Tout dépend ce qu'on entend par giclette. Si c'est faire comme Rodriguez, c'est-à-dire suivre un adversaire avant de le contrer sur la fin, oui, Contador a montré sur la Vuelta qu'il avait toujours sa giclette. Mais si dans le terme giclette, on voit un coureur qui démarre à 4 ou 5km d'un sommet et que personne ne peut suivre, on peut être plus sceptique. Il a quand même réalisé un grand numéro sur Tirreno, l'an dernier.Liam_ a écrit :J'aimerais comprendre ce qui vous fait dire que Contador a perdu en giclette. L'année dernière encore, sur le Dauphiné et le Vuelta il a mis quelques beaux démarrages. Mais à mon sens sur ce Giro il n'a pas vraiment eu l'occasion d'en mettre une bonne pour juger de cette capacité. Sur la première arrivée au sommet, j'ai surtout l'impression qu'il cherche à tester et isoler ses adversaires plus qu'autre chose et mardi, vu le déroulement de l'étape c'était impossible de faire mieux. Il n'y a qu'à Madonna di Campiglio où on aurait pu attendre plus, mais rien qui puisse vraiment permettre de tirer des conclusions. Quant à son début d'année, il était tout simplement un peu en dessous physiquement.

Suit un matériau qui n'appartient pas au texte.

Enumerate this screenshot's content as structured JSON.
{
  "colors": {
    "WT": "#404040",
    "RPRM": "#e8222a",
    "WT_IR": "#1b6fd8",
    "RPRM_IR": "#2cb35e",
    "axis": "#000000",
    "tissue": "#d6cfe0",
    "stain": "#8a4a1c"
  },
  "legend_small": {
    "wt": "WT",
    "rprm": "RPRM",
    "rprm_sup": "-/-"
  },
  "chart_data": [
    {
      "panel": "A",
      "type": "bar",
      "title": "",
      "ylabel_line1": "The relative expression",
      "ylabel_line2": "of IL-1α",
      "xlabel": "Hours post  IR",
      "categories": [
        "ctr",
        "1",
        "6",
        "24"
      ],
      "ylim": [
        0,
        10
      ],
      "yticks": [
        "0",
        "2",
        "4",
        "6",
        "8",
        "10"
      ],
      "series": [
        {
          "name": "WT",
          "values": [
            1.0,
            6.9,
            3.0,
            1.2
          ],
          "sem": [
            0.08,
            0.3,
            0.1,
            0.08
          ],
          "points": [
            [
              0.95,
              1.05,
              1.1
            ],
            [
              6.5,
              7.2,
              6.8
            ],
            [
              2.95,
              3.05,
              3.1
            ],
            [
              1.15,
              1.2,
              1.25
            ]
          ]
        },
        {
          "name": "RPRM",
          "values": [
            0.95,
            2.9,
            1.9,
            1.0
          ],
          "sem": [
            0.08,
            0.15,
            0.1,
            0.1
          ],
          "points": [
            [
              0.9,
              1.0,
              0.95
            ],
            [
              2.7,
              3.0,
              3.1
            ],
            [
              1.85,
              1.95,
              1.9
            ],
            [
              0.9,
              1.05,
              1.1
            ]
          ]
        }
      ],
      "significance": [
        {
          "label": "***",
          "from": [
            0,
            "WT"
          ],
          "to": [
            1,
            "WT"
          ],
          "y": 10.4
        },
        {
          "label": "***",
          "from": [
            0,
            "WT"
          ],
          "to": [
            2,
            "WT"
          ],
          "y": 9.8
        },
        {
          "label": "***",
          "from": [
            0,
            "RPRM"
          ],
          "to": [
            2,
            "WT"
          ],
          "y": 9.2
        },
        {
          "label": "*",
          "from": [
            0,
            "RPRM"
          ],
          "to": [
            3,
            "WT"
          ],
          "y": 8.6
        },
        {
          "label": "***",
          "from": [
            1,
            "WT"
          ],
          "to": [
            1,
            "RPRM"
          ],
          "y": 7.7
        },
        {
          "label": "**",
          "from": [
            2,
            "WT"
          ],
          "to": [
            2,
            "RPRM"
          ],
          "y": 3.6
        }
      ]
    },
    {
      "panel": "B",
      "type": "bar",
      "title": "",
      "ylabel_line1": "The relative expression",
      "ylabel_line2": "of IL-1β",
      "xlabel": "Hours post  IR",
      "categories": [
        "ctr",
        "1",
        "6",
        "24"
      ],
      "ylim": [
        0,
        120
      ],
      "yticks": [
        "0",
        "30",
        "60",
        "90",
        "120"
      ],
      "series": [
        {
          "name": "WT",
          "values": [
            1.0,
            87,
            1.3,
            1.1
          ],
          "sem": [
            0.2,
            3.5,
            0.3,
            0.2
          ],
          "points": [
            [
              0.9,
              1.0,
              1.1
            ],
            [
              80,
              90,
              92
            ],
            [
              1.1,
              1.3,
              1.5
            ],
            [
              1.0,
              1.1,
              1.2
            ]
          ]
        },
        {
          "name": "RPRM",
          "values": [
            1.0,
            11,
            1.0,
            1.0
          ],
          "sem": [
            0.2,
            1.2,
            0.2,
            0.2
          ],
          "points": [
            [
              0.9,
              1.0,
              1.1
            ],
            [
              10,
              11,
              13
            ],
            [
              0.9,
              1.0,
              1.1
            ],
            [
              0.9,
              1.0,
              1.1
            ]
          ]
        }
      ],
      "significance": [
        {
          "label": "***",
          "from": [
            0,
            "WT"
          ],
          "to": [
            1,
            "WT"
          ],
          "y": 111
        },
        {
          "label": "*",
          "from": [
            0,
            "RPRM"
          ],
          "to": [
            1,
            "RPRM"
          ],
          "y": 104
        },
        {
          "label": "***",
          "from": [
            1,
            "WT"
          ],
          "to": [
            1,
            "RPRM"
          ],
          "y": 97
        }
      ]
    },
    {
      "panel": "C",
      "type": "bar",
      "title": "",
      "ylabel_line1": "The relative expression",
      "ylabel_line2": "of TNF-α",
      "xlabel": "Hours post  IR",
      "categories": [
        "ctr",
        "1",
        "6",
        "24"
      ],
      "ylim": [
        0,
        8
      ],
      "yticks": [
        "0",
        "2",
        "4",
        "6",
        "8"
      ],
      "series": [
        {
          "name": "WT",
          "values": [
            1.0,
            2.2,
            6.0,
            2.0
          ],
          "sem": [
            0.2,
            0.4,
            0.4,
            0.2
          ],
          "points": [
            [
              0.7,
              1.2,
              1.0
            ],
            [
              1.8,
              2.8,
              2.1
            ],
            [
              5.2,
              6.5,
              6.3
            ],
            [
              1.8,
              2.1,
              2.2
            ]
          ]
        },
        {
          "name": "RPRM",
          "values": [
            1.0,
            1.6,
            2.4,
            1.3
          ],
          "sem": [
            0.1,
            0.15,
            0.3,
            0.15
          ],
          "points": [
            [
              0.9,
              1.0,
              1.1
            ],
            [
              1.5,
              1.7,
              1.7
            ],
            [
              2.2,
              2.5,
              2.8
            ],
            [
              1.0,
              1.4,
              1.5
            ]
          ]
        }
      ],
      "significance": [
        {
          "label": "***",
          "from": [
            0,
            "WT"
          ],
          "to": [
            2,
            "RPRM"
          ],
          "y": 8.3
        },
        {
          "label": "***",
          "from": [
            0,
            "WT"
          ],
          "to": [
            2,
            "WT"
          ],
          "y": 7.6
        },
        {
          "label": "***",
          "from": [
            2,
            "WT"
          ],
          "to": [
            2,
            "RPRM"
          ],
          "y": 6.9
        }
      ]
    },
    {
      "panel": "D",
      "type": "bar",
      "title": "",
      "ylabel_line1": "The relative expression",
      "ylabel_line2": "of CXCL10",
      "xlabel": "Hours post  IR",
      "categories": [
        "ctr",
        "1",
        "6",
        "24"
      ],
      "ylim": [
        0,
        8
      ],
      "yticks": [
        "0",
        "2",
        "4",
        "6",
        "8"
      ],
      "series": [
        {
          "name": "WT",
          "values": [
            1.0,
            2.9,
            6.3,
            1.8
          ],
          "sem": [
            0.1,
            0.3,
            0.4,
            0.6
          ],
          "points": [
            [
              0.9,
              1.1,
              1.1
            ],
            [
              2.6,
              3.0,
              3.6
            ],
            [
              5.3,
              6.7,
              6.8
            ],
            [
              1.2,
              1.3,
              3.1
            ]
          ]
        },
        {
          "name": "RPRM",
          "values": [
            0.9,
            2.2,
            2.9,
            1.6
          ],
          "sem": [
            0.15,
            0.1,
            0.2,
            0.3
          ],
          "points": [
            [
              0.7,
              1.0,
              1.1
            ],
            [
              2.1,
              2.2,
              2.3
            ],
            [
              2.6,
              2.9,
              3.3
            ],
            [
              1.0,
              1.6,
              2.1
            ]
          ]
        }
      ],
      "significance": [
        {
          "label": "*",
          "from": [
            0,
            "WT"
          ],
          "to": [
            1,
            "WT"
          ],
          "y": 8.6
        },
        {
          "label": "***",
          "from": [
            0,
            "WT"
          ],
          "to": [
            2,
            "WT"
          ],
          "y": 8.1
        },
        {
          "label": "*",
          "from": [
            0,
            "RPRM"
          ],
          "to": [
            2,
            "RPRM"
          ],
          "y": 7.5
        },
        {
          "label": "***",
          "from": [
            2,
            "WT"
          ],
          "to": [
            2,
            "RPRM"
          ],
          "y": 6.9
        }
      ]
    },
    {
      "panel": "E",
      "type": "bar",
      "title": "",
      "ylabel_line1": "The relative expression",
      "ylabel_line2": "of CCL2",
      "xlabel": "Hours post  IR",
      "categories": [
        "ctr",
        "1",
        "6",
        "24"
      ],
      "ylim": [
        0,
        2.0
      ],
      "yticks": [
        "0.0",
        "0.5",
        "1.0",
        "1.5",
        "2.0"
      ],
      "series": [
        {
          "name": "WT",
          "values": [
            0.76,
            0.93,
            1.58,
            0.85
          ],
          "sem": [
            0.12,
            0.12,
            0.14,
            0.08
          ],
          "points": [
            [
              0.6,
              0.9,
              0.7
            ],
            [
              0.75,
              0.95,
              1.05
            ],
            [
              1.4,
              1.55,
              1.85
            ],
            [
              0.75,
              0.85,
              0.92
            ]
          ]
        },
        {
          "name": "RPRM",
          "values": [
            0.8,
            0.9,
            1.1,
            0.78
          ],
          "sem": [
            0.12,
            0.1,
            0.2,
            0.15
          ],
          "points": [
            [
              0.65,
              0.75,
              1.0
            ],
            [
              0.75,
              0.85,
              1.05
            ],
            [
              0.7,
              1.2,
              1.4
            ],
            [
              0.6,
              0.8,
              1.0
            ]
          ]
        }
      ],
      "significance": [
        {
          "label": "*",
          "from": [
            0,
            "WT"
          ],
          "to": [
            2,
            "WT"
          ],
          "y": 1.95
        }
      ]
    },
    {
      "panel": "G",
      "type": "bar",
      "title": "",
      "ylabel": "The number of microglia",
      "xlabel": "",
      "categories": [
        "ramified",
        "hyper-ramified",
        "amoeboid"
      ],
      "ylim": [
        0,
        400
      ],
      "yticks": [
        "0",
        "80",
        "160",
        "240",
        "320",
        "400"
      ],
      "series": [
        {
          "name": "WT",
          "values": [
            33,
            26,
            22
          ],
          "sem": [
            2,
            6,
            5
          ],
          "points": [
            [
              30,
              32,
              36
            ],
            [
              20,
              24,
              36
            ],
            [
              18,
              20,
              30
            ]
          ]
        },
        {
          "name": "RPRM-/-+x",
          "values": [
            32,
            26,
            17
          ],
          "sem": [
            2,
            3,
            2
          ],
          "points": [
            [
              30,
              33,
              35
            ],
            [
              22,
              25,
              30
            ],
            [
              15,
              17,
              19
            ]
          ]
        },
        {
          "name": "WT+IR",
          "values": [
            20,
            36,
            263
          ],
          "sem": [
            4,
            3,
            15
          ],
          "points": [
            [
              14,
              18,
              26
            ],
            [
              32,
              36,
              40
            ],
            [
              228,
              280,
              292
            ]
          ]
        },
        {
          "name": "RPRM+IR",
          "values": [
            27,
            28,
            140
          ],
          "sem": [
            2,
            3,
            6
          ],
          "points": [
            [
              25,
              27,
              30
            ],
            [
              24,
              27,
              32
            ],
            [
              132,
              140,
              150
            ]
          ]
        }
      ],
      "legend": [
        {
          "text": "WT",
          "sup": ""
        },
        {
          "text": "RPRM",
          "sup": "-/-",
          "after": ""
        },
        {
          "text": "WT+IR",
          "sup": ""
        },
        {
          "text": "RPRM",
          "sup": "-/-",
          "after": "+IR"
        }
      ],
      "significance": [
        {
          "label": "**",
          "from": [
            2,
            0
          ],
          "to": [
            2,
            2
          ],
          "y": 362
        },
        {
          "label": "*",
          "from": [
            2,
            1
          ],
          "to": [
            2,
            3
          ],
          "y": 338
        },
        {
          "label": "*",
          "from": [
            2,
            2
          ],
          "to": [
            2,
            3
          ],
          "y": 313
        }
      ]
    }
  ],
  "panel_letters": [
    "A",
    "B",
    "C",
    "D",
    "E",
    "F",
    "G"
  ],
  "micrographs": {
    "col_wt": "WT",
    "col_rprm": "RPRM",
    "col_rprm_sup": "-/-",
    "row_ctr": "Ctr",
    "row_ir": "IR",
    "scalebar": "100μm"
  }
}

Après c'est sûr que si on garde en tête le Contador 2007-2011, ça n'a plus rien à voir mais ce n'est pas d'aujourd'hui. Et tant mieux, la comparaison n'a même pas lieu d'être. Ce Contador là était un mutant.
De toute façon, aucun grimpeur n'est vraiment au-dessus, lorsqu'ils sont tous en grande forme. Si tu as Froome, Quintana, Contador, le Nibali version Tour 2014, voire même Rodriguez à 100°/°, y a pas de gros écarts entre eux. Y en a un qui attaque, puis ça revient, ça contre, ça repart, mais au final, y a peu de différences. C'est de plus en plus rare de voir un grimpeur place 1 seul démarrage avant de s'envoler et faire quelques petits écarts. Les meilleurs sont trop proches.